For the purposes of this schedule, if a person who owns a motor vehicle to which this schedule applies receives a payment under the clean vehicle discount scheme for the vehicle,—

(a)

the cost price of the vehicle to the person on the first acquisition of it by them is net of the amount of the payment; and

(b)

the cost of the vehicle to the person on the first acquisition of it by them is net of the amount of the payment.

(2)

In Schedule 5, clause 8(a), replace “is— ” with “is,— ”.

(3)

In Schedule 5, clause 8(a)(i), replace “included” with “subject to clause 7B, included”.

Amendment to Land Transport (Motor Vehicle Registration and Licensing) Regulations 2011

29 Regulation 5 amended (Entry on register and issue of certificates)

After regulation 5(2), insert:

(2A)

The Registrar must not issue a certificate of registration for a motor vehicle if the fees or charges prescribed for the vehicle under section 167(1)(j) for the purpose of section 167A of the Act have not been paid.

Schedule New Part 4 inserted into Schedule 1

s 15

Part 4 Provisions relating to Land Transport (Clean Vehicles) Amendment Act 2022

20 Interpretation

In this Part, amendment Act means the Land Transport (Clean Vehicles) Amendment Act 2022.

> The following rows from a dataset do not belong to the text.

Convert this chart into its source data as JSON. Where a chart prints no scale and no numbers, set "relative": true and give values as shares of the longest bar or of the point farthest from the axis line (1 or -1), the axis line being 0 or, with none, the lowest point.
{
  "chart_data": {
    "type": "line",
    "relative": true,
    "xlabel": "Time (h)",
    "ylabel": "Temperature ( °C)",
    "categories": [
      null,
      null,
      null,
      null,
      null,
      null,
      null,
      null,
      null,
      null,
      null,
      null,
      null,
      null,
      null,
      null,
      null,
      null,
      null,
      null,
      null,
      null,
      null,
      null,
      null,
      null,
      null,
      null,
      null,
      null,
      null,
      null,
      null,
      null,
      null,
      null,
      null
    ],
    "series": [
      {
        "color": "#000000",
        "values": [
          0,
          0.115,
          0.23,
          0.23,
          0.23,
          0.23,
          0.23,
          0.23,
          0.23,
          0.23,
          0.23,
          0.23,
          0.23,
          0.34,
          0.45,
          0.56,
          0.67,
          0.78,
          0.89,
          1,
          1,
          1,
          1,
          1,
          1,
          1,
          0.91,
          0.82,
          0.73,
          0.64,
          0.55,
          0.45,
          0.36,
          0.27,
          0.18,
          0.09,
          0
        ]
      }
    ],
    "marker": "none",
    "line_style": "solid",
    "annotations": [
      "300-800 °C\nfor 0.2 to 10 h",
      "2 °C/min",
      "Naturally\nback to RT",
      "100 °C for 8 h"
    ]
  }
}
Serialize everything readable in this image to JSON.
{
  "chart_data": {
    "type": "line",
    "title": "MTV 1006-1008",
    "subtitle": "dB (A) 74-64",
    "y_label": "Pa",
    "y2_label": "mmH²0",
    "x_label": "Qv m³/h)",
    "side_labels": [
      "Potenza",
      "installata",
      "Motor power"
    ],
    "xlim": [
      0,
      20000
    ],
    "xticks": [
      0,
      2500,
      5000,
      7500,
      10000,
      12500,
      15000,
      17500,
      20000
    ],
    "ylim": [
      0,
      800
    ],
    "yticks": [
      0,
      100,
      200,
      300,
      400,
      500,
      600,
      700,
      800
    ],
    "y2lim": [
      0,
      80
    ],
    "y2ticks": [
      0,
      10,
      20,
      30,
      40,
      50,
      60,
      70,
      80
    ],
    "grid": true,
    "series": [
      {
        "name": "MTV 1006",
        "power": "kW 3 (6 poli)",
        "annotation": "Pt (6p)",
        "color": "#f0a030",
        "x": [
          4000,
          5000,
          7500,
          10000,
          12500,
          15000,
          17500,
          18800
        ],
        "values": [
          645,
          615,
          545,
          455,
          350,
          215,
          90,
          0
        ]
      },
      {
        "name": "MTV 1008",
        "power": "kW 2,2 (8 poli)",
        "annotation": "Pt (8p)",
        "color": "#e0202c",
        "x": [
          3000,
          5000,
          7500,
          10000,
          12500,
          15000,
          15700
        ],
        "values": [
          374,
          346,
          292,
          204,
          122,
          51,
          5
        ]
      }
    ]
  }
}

21 Transitional provision concerning regulations relating to motor vehicle labelling

(1)

For the purposes set out in subclause (2), the Minister may, before the commencement of section 24 of the amendment Act,—

(a)

publicly notify a proposal to make regulations under section 36(1)(ba) of the Energy Efficiency and Conservation Act 2000 as soon as practicable after the commencement of section 24 of the amendment Act; and

(b)

consult any persons as the Minister considers appropriate.

(2)

The purposes are to ensure that interested persons are given reasonable time to make submissions on the proposed regulations and to enable the Minister to consult any persons as the Minister considers appropriate before the regulations are made.

(3)

If any action referred to in subclause (1) is taken by or on behalf of the Minister before the commencement of section 24 of the amendment Act, the action is deemed to have been validly taken by the Minister under section 36(2) of the Energy Efficiency and Conservation Act 2000 for the purposes of making the regulations under section 36(1)(ba) of that Act and bringing those regulations into force.

Legislative history

8 September 2021

Introduction (Bill 62–1)

21 September 2021

First reading and referral to Transport and Infrastructure Committee

22 December 2021

Reported from Transport and Infrastructure Committee

(Bill 62–2)

10 February 2022

Second reading

16 February 2022

Committee of the whole House (Bill 62–3)

17 February 2022

Third reading

22 February 2022

Royal assent

This Act is administered by the Ministry of Transport.